Quirks and Quarks

How do you discourage a pesky elephant? Use bee smells as a repellent

The elephant's fear of bees may be useful in developing a repellent to reduce harmful conflict with humans in Africa.
Bee pheromones may be useful in reducing conflict between humans and elephants, like these ones in South Africa's Kruger National Park. (Mark Wright/University of Hawaii)

Beehive alarm pheromones are a useful elephant repellent 

You've probably heard that elephants are afraid of mice, but did you know that they can be scared off by bees? DR. Mark Wright, a professor of entomology at the University of Hawaii, has been developing a new bee-based elephant repellant to try to reduce harmful human-elephant conflicts in Africa. He is the lead author of a study that tests its effectiveness. 

In countries like Kenya and Ghana, elephants roam freely, ending up in farmlands and neighbourhoods, where they can destroy infrastructure like pipes and fences. The notoriously destructive animals can even knock down whole trees. So it's easy to imagine how elephants that wreck people's property end up facing angry people, which can pose a threat to the elephants and make conservation more difficult.

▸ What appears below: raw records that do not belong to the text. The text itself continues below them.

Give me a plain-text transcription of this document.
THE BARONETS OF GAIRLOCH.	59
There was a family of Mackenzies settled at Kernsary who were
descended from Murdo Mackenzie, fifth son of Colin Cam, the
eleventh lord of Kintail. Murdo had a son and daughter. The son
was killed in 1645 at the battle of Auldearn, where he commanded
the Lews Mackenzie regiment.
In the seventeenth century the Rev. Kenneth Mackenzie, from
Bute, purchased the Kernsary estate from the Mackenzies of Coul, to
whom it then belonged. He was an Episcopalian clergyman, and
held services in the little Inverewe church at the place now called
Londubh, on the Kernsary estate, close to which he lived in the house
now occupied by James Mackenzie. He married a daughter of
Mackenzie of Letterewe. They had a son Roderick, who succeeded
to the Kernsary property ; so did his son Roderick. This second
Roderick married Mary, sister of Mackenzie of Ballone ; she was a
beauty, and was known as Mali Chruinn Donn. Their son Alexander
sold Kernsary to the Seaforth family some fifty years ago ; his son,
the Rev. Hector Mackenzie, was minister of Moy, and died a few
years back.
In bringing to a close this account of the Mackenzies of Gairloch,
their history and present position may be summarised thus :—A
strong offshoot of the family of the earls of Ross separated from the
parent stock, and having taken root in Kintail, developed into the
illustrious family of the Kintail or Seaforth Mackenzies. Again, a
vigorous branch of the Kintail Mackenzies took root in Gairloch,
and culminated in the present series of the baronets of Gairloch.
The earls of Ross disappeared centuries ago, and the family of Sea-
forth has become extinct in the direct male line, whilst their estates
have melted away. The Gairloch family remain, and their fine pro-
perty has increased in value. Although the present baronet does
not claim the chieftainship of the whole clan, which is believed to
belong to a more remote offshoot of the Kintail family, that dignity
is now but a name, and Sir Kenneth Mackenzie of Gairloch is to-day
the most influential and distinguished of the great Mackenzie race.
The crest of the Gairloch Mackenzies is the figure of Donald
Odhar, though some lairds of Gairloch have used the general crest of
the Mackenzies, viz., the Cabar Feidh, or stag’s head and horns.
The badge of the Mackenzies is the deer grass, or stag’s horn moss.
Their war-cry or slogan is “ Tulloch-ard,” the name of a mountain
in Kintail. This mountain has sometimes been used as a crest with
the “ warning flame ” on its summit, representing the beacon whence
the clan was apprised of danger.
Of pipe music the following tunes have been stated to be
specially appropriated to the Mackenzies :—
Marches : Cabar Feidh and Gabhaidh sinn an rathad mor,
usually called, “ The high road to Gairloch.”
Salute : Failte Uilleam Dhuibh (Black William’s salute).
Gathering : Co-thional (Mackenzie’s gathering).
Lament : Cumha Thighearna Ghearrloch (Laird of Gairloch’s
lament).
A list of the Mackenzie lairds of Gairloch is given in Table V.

Bee pheromones in this sock repel elephants. (Mark Wright/University of Hawaii)

Bit animals don't like a little sting

Bee pheromones are useful elephant deterrents because elephants hate being stung in their sensitive parts — like their trunks, ears, and eyes — and quickly learn to avoid the risk of a sting. If they've had interactions with bees where they've been stung, that unpleasant experience gets stored as information in what researchers call a "fear landscape."  As a result, they learn to avoid signals of angry hives. 

This is convenient, for scientists like Wright, because bees  emit a very clear signal when they're preparing to attack, which can be harnessed. When bees are in their hive, some are always standing guard near the entrance and release so-called alarm pheromones when they sense that their hive is being threatened. This immediately lets the other bees know that something is wrong and they should launch an attack. The characteristic scent of those pheromones can also deter any elephants nearby that fear being stung.

"There's a natural interaction between elephants and bees, where bees will repel elephants from attacking big old trees, for example," Wright said. Using beehives themselves could work to deter elephants away from certain objects. But if the goal is to repel elephants from vast areas of land, that gets difficult, as thousands of hives might be required. Instead, Wright and his colleagues thought the best alternative would be to make an elephant repellent based on a honeybee alarm pheromone mix. 

By partnering with a technology company in California, Wright has developed an organic elephant repellent based on bee alarm pheromones called SPLAT, or, Specialized Application and Lure Application Technology. It has a toothpaste-like consistency and smells like overripe bananas. Once spread on things in the environment that elephants should leave alone, the repellant forms a crust and then slowly releases its chemicals over about four months.

Wright and his colleagues tested SPLAT's effectiveness using white socks that they affixed to different areas in the elephants' environment, such as vegetation around a watering hole. Some of the socks had been treated with the repellant, while the rest had not.

Since elephants are very inquisitive, they naturally approached these unfamiliar socks to see what they were. The elephants in the control group that inspected socks without the repellant would often either ignore them, smell them, taste them, or pick them up. On the other hand, Wright found that the elephants tested with the repellent-activated socks acted very differently. They seemed disconcerted and hesitant to move any closer. In some cases they would do a foot wave, which is believed to be their way of saying "What's going on here?"

A learned response 

Efficacy of the repellent seemed to depend on whether beehives were around. 

In one testing area where they gathered a lot of their data, there were several natural hives nearby that the elephants may have had recent encounters with. About 86 per cent of the elephants were repelled there by the SPLAT treated socks. In another area they tested, where there were no known beehives and thereby no recent elephant experiences with angry bees, only 60 per cent of the elephants were repelled by the pheromone mix. 

One of the goals of Wright and his colleagues' research is to create a commercial product that farmers can buy to prevent unwanted conflicts with elephants, but they still need to do more research. What if the elephants learn after multiple exposures that there is no real threat of being attacked, for example? They're marvellously smart creatures, after all.